Alors, les chatbots deviennent devins ? Cette semaine, OpenAI a décidé que ChatGPT allait jouer les Sherlock Holmes du calendrier. Nouvelle fonctionnalité : le modèle tente de deviner ton âge en analysant tes messages. Objectif affiché : filtrer l’accès au contenu pour adultes et respecter les réglementations comme le Digital Services Act en Europe. Sur le papier, c’est responsable. Dans la pratique, c’est un pansement sur une jambe de bois.
OpenAI reste vague sur le fonctionnement, mais lâche quelques indices. Le système analyserait le style d’écriture, le vocabulaire, la complexité syntaxique, peut-être même les sujets abordés. Pas de vérification d’identité, pas de pièce justificative, juste une estimation algorithmique. Si tu écris comme un ado de 14 ans, tu seras traité comme tel. Si tu écris comme un boomer qui découvre Internet, pareil. La marge d’erreur ? Aucune transparence. La possibilité de contournement ? Évidemment.

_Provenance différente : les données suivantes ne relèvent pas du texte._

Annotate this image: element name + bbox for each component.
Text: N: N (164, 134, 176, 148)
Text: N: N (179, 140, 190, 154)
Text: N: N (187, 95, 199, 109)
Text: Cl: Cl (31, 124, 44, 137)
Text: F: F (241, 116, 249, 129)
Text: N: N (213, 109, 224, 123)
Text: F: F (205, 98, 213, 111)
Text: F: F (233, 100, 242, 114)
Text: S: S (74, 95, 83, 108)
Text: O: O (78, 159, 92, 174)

Le timing n’est pas anodin. La pression monte. L’UE serre la vis avec le DSA, les États-Unis commencent à s’agiter, et les médias relaient des histoires d’horreur où des gamins se font conseiller des régimes dangereux ou des contenus inappropriés. OpenAI, comme les autres, est sous le feu. Alors ils sortent l’artillerie légère : une feature qui a l’air technique, qui fait « on s’en occupe », mais qui ne coûte pas trop cher à implémenter. C’est du placage défensif.
Le vrai problème, c’est la régulation à la truelle. Cette approche est symptomatique d’un secteur qui réagit au coup par coup, sans vision d’ensemble. Au lieu de construire des garde-fous dès la conception, on ajoute des rustines a posteriori. Et ces rustines, souvent, créent de nouveaux problèmes. Faux positifs ? Des adultes bloqués sur des sujets légitimes. Faux négatifs ? Des enfants qui passent à travers. Sans parler des biais : un jeune qui écrit très bien sera-t-il « vieilli » ? Un adulte avec un handicap cognitif sera-t-il « rajeuni » et infantilisé ?
Côté alternatives, certains font mieux. Anthropic a intégré des protocoles de sécurité plus robustes dès le départ : vérification par carte de crédit pour les services sensibles, limitations contextuelles claires. D’autres, dans l’open source, laissent la responsabilité aux développeurs. Mais la majorité, dont OpenAI, navigue à vue entre la com’ et la compliance.
Ce que ça dit vraiment. Cette histoire n’est pas qu’une anecdote technique. Elle révèle le grand écart permanent de l’IA grand public : on veut des assistants omnipotents, mais on exige aussi qu’ils soient infailliblement safe. Mission impossible. Les modèles sont des machines à statistiques, pas des êtres de raison. Leur « jugement » sur l’âge n’est qu’une corrélation de plus, bruitée et faillible.
Donc voilà, ChatGPT va essayer de deviner si t’as 15 ou 50 ans. Si tu te fais coincer, tu pourras toujours lui demander : « Hey, tu peux m’expliquer comment tu as estimé mon âge ? » Il ne saura pas te le dire. Parce que sous le capot, c’est du pattern matching, pas de la psychologie. Et pendant ce temps, les régulateurs applaudissent une avancée, les parents croient à une protection, et le secteur évite (pour l’instant) les grosses amendes. Tout le monde est content, sauf peut-être la vérité.